I’m looking for some sanity checking and hints/pointers for a project I’m creating.
The project is keeping track of stock for a webshop, so it needs high availability. For this reason I settled on using distributed mnesia, so I can have transactions across an mnesia cluster. What I’m currently trying to figure out is dynamically adding nodes to the cluster - I know this is possible directly in mnesia using change_config and I believe the SyncM package was created for this as well. What I’m currently unsure of is whether any node in the cluster can add new nodes, or if it’s only the starting node that can do it.
My worry is handling split-brain scenarios and specifically handling the vm running the mnesia origin node going down. If the origin node is down, can another node take on the responsibility or will the cluster just be set in stone at that point?
Welcome to the elixirforum!
Here are a few pointers with the note that I have not actively worked with mnesia clusters for a while, so I may remember things wrong.

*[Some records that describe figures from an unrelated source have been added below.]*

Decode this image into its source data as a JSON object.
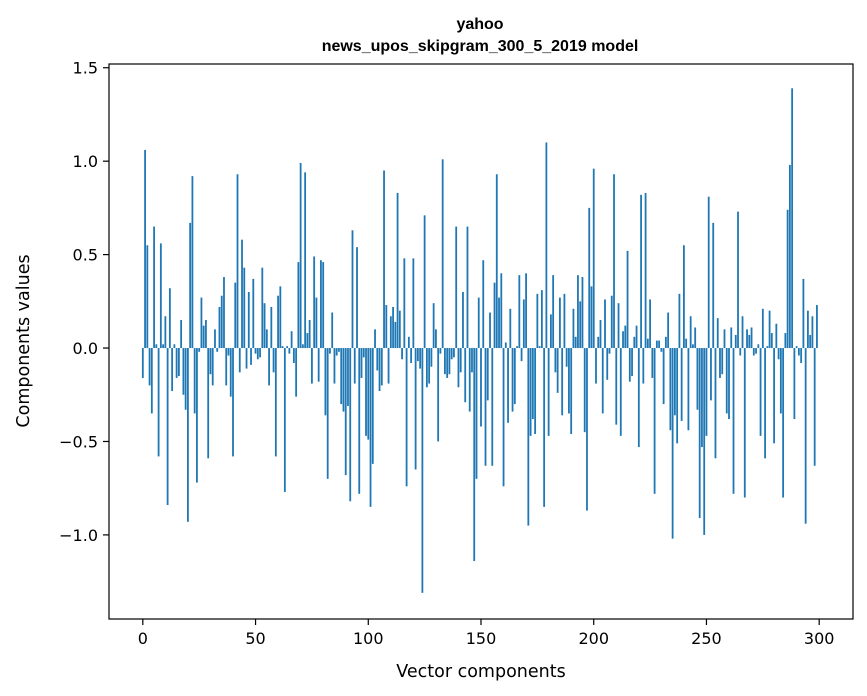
{
  "chart_data": {
    "type": "bar",
    "title": "yahoo",
    "subtitle": "news_upos_skipgram_300_5_2019 model",
    "xlabel": "Vector components",
    "ylabel": "Components values",
    "xlim": [
      -15,
      315
    ],
    "ylim": [
      -1.45,
      1.52
    ],
    "xticks": [
      0,
      50,
      100,
      150,
      200,
      250,
      300
    ],
    "xtick_labels": [
      "0",
      "50",
      "100",
      "150",
      "200",
      "250",
      "300"
    ],
    "yticks": [
      -1.0,
      -0.5,
      0.0,
      0.5,
      1.0,
      1.5
    ],
    "ytick_labels": [
      "−1.0",
      "−0.5",
      "0.0",
      "0.5",
      "1.0",
      "1.5"
    ],
    "grid": false,
    "bar_color": "#1f77b4",
    "x_start": 0,
    "values": [
      -0.16,
      1.06,
      0.55,
      -0.2,
      -0.35,
      0.65,
      0.02,
      -0.58,
      0.56,
      0.02,
      0.17,
      -0.84,
      0.32,
      -0.23,
      0.02,
      -0.16,
      -0.15,
      0.15,
      -0.25,
      -0.33,
      -0.93,
      0.67,
      0.92,
      -0.35,
      -0.72,
      -0.02,
      0.27,
      0.12,
      0.15,
      -0.59,
      -0.14,
      -0.2,
      0.1,
      -0.02,
      0.22,
      0.28,
      0.38,
      -0.2,
      -0.04,
      -0.26,
      -0.58,
      0.35,
      0.93,
      -0.13,
      0.58,
      0.43,
      -0.11,
      0.3,
      -0.09,
      0.37,
      -0.03,
      -0.06,
      -0.05,
      0.43,
      0.24,
      0.1,
      -0.2,
      0.22,
      -0.13,
      -0.58,
      0.28,
      0.33,
      0.01,
      -0.77,
      0.01,
      -0.03,
      0.09,
      -0.08,
      -0.26,
      0.46,
      0.99,
      0.02,
      0.94,
      0.08,
      0.15,
      -0.19,
      0.49,
      0.27,
      -0.18,
      0.47,
      0.46,
      -0.36,
      -0.7,
      -0.03,
      0.19,
      -0.19,
      -0.04,
      -0.02,
      -0.3,
      -0.34,
      -0.68,
      -0.31,
      -0.82,
      0.63,
      -0.19,
      0.54,
      -0.78,
      -0.16,
      -0.05,
      -0.47,
      -0.49,
      -0.85,
      -0.62,
      0.1,
      -0.12,
      -0.23,
      -0.2,
      0.95,
      0.23,
      -0.19,
      0.17,
      0.22,
      0.14,
      0.83,
      0.2,
      -0.06,
      0.48,
      -0.74,
      0.06,
      -0.08,
      0.48,
      -0.65,
      -0.07,
      -0.11,
      -1.31,
      0.71,
      -0.21,
      -0.19,
      -0.1,
      0.24,
      0.1,
      -0.5,
      -0.03,
      1.01,
      -0.14,
      -0.16,
      -0.14,
      -0.06,
      -0.05,
      0.65,
      -0.21,
      -0.13,
      0.3,
      -0.29,
      0.65,
      -0.34,
      -0.13,
      -1.14,
      -0.7,
      0.27,
      -0.42,
      0.47,
      -0.63,
      -0.28,
      0.19,
      -0.63,
      0.35,
      0.93,
      0.27,
      0.4,
      -0.74,
      0.03,
      -0.4,
      0.21,
      -0.34,
      -0.3,
      0.01,
      0.39,
      -0.07,
      0.26,
      0.4,
      -0.95,
      -0.47,
      -0.38,
      -0.46,
      0.29,
      0.01,
      0.31,
      -0.85,
      1.1,
      -0.47,
      0.18,
      0.39,
      -0.13,
      -0.24,
      0.27,
      -0.36,
      0.29,
      -0.1,
      -0.35,
      -0.46,
      0.21,
      0.06,
      0.39,
      0.25,
      0.38,
      -0.45,
      -0.87,
      0.75,
      0.33,
      0.96,
      -0.19,
      0.06,
      0.15,
      -0.35,
      0.26,
      -0.17,
      -0.03,
      0.28,
      0.93,
      -0.41,
      0.24,
      -0.47,
      0.09,
      0.12,
      0.52,
      -0.18,
      -0.15,
      0.06,
      0.12,
      -0.53,
      0.82,
      -0.19,
      0.83,
      0.05,
      0.26,
      -0.16,
      -0.78,
      0.04,
      0.04,
      -0.02,
      -0.3,
      0.06,
      0.19,
      -0.44,
      -1.02,
      -0.36,
      -0.51,
      0.29,
      -0.39,
      0.55,
      0.05,
      -0.44,
      0.17,
      0.02,
      0.11,
      -0.33,
      -0.91,
      -0.53,
      -1.0,
      -0.47,
      0.81,
      -0.28,
      0.67,
      -0.59,
      0.16,
      -0.16,
      -0.14,
      0.1,
      -0.35,
      -0.38,
      0.11,
      -0.78,
      0.07,
      0.73,
      -0.04,
      0.17,
      -0.8,
      0.1,
      0.07,
      0.11,
      -0.04,
      -0.03,
      0.02,
      -0.47,
      0.21,
      -0.59,
      0.01,
      0.2,
      0.08,
      -0.51,
      0.13,
      -0.06,
      -0.35,
      -0.8,
      0.08,
      0.74,
      0.98,
      1.39,
      -0.38,
      0.01,
      -0.04,
      -0.08,
      0.37,
      -0.94,
      0.2,
      0.07,
      0.17,
      -0.63,
      0.23
    ]
  }
}
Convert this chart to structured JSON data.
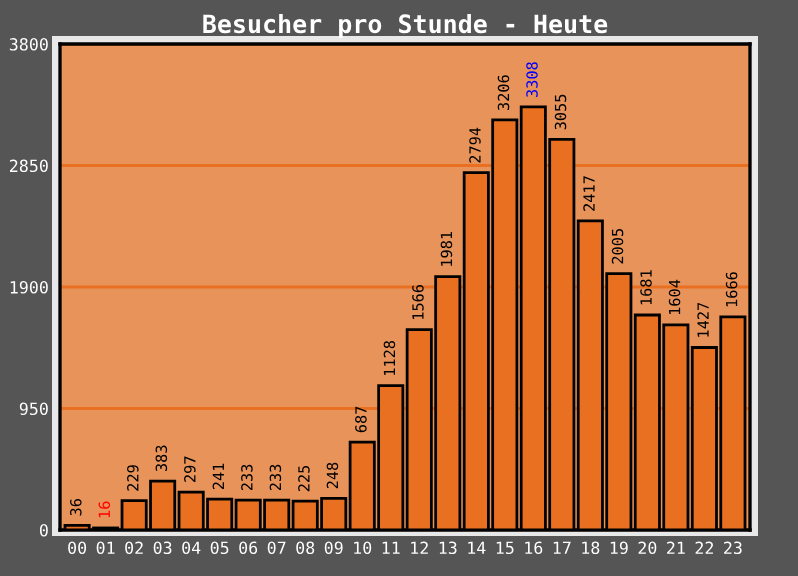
{
  "chart_data": {
    "type": "bar",
    "title": "Besucher pro Stunde - Heute",
    "categories": [
      "00",
      "01",
      "02",
      "03",
      "04",
      "05",
      "06",
      "07",
      "08",
      "09",
      "10",
      "11",
      "12",
      "13",
      "14",
      "15",
      "16",
      "17",
      "18",
      "19",
      "20",
      "21",
      "22",
      "23"
    ],
    "values": [
      36,
      16,
      229,
      383,
      297,
      241,
      233,
      233,
      225,
      248,
      687,
      1128,
      1566,
      1981,
      2794,
      3206,
      3308,
      3055,
      2417,
      2005,
      1681,
      1604,
      1427,
      1666
    ],
    "color": "#e87020",
    "ylim": [
      0,
      3800
    ],
    "yticks": [
      0,
      950,
      1900,
      2850,
      3800
    ],
    "grid": "y",
    "data_labels": true
  }
}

Any node can add another node in the cluster. The cluster schema is also distributed. Split-brain scenarios must be handled manually. There are a couple of different strategies, mainly to just pick one side of the partition to be the correct one (using
majority option on the tables helps picking the right side), or using the
unsplit library. In terms of origin node going down you should be OK but one caveat to bear in mind (if I remember correctly) is if all the nodes in the cluster goes down, the cluster will not be able to start until the last living node is back up again. You can force start this, but risk losing data.
Also, mnesia was not designed to dynamically add and remove nodes and it is a bit clunky to do this. Especially removing nodes which are dead (the node must be alive to be removed and if it is truly dead you may have to start a new node with the same node name as the old one to remove it).
Regardless, mnesia is fun!
Thanks! That helps me on my way I’ll do some experimenting with this.
Basically I intend for mnesia to be a proxy for a postgres/mysql backend db - as long as I don’t have a split I just read/write to mnesia and write to the backend, but never reading from it.
In case of a split I can then figure out exactly how to handle things, but I’m basically thinking to go round mnesia in that case - either disabling the node if no db access, or just hitting the db directly. When the network heals I can then bring mnesia back up to speed again. Something along those lines - need to test the scenarios.